Reading or Dreaming — VR

I tried VR for the first time last night at an Homage To Color Exhibit at Ruth’s Table – this turned out to be the perfect place for the experience, since I had already been paying a lot of attention to perception as I moved back and forth looking at the various color experiments from multiple angles, and talking with mathematician-artist Alex Benedict about how colors are really just speeds. As for VR, the exhibit by Jason Marsh was appropriately abstract with colored lines reaching into the distance and floating balls one wanted to grab.

 

Once I’d put on the headset a strange sensation gradually crept up on me. It was a little like reading, or dreaming –  somehow more spatial, but with the same relaxing effect one has when one is both in and not in the body.
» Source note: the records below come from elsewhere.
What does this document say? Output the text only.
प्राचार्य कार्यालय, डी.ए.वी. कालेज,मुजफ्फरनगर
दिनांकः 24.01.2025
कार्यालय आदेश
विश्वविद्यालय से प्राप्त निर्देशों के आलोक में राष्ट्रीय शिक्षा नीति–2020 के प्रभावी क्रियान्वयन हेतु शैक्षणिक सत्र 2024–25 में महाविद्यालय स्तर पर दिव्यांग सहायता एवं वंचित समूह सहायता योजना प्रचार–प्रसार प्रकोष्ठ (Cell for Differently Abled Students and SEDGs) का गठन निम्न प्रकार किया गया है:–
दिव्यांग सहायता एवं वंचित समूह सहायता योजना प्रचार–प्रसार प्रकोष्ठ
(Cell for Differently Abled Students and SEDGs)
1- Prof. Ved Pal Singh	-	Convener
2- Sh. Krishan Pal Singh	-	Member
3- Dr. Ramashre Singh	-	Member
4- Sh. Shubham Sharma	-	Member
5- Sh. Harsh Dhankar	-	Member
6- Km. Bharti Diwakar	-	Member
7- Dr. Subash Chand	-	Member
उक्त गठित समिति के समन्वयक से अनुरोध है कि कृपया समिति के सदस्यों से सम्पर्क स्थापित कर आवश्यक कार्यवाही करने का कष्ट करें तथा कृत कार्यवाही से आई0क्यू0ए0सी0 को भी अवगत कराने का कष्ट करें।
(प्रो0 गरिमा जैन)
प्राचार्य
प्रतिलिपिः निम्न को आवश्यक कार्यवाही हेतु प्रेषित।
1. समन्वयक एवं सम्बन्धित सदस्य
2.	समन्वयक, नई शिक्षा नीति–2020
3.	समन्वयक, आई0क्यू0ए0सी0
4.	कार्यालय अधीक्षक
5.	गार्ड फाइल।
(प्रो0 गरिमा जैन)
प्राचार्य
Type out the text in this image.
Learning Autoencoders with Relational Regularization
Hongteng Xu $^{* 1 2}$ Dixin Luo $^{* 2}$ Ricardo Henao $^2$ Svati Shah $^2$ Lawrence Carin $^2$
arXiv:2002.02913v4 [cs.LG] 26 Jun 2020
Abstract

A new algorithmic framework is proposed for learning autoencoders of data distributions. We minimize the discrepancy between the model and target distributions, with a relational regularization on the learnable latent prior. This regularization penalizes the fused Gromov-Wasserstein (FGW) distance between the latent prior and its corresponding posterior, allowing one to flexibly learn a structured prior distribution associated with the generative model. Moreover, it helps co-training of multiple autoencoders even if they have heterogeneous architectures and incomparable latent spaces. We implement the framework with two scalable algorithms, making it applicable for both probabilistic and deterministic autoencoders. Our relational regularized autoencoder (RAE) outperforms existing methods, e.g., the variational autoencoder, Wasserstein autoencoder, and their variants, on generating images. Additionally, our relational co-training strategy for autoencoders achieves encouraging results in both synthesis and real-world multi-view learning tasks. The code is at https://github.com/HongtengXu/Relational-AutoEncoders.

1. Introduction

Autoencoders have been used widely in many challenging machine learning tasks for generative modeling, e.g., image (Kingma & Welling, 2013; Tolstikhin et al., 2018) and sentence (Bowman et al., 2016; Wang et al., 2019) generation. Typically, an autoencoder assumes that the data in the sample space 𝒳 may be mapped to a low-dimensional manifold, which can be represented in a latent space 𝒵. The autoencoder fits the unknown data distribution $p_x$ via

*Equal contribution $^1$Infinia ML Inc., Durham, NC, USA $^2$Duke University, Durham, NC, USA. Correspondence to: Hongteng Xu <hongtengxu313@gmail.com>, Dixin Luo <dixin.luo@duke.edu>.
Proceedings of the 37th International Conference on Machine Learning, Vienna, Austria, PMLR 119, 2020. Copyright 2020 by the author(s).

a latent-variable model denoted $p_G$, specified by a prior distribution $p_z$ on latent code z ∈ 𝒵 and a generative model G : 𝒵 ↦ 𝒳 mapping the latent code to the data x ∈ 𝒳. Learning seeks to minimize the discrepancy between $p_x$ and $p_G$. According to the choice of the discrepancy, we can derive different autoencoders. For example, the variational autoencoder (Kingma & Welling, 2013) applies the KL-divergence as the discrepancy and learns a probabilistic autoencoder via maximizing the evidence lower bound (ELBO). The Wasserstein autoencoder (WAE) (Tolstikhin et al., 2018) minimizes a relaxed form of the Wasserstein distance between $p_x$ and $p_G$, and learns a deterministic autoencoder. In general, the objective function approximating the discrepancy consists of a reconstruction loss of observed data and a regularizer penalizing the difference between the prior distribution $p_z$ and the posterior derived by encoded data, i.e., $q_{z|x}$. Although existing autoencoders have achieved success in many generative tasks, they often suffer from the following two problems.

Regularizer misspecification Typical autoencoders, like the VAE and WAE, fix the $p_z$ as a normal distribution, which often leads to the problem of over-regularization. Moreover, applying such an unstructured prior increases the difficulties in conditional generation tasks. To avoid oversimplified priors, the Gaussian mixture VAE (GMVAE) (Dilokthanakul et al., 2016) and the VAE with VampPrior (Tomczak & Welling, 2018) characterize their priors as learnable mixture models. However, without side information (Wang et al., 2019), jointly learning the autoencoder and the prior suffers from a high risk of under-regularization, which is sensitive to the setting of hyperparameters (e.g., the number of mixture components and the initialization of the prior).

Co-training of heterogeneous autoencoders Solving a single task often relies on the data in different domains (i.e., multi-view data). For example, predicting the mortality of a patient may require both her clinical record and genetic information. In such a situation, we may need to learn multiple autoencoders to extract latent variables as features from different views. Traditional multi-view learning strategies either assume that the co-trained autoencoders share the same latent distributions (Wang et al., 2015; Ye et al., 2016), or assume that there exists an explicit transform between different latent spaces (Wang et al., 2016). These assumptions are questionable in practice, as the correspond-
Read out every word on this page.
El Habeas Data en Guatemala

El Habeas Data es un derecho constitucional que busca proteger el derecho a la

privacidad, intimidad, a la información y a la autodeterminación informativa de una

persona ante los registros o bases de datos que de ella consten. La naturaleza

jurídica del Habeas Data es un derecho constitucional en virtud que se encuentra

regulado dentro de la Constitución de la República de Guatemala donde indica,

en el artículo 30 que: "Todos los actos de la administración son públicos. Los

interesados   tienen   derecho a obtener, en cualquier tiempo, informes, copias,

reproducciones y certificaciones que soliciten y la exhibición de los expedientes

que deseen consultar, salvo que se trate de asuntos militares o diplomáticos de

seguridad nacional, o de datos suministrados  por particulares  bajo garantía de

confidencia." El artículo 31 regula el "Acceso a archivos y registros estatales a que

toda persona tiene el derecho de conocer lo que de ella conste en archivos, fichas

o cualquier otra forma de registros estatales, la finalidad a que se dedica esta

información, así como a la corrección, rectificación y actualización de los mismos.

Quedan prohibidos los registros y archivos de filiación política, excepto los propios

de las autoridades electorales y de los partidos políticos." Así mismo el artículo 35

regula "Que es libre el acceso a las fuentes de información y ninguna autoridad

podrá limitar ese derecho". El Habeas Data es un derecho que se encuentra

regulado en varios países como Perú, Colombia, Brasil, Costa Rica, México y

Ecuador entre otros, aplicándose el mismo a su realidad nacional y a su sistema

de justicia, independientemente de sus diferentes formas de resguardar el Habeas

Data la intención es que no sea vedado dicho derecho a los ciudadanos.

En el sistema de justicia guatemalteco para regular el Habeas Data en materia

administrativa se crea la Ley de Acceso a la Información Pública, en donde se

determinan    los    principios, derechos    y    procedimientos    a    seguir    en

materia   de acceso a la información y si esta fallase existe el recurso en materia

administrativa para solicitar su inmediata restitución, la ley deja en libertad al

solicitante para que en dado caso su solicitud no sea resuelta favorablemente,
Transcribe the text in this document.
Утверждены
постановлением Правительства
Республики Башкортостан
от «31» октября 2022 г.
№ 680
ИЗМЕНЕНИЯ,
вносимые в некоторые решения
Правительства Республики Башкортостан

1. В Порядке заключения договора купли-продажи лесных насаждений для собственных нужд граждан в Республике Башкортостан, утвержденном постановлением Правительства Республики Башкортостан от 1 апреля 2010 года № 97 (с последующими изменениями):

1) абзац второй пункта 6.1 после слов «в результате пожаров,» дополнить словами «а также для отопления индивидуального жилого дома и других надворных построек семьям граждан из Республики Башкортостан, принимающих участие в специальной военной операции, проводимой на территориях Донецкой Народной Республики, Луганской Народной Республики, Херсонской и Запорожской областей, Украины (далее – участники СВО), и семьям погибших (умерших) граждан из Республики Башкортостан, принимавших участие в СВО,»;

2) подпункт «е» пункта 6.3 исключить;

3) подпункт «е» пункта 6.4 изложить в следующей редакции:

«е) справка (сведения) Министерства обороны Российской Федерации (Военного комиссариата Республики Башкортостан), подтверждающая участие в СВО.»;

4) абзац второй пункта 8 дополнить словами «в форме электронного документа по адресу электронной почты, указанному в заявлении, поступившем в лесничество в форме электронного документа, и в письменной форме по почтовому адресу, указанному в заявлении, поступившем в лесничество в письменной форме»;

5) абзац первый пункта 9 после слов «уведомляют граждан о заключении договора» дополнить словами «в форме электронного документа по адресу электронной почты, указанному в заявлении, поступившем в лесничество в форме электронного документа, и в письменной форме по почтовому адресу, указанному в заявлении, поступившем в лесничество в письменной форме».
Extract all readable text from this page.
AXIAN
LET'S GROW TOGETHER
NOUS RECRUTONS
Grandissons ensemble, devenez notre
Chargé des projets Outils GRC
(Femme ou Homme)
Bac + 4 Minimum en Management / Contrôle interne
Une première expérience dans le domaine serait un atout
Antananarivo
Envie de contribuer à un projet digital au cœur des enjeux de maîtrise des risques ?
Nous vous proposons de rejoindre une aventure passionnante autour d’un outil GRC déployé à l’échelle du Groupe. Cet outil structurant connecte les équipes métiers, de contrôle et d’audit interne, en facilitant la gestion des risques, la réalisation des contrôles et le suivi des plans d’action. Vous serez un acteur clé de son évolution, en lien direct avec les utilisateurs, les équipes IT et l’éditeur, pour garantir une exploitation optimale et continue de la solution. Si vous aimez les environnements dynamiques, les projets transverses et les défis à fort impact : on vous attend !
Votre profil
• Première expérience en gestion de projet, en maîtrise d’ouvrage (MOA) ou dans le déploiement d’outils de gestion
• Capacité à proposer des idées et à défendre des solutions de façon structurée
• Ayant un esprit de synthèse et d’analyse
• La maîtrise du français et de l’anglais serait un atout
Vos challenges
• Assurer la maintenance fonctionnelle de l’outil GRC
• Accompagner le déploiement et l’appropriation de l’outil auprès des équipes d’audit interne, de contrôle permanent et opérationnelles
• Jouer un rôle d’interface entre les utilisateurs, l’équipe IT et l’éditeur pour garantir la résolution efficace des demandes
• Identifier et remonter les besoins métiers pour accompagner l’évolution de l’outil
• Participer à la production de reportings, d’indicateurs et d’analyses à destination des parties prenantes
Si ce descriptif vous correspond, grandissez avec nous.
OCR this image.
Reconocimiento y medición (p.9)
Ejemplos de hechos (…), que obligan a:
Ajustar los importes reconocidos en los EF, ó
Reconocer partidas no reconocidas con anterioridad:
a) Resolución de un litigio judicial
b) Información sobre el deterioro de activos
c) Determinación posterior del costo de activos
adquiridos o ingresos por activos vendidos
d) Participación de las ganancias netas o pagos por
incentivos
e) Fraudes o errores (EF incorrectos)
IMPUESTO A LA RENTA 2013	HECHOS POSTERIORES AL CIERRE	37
In the VR experience I could move and my movements had an effect on the landscape I was seeing. When I ducked under a line, for example, I could move underneath it and see its paper-thin thickness. I could also move my hands, and although I could not see them either in real space or in the VR, I fully expected to be able to grab the balls I saw in the air and tried to multiple times, despite this having no effect on the objects I saw in screen. Oh well, thought my brain, I guess they’re ghosts. My brain seemed to be satisfied with that.

 

It was when I took off the VR machine, however, that I really felt its impact. It seemed as if my hippocampus had been squeezed out in a similar way to how becoming blackout drunk or put to sleep by drugs will create an expunging reset (not that I do those things often). I felt I could see better out of one eye, and that parts of the brain that had previously lay fallow were awakened and happy about this.

 

Sadly, the effect did not last more than a day or so. I found myself wanting more, but also worrying that the euphoric feeling might wear off if I tried this too many times.

Does anybody else have thoughts on this stuff?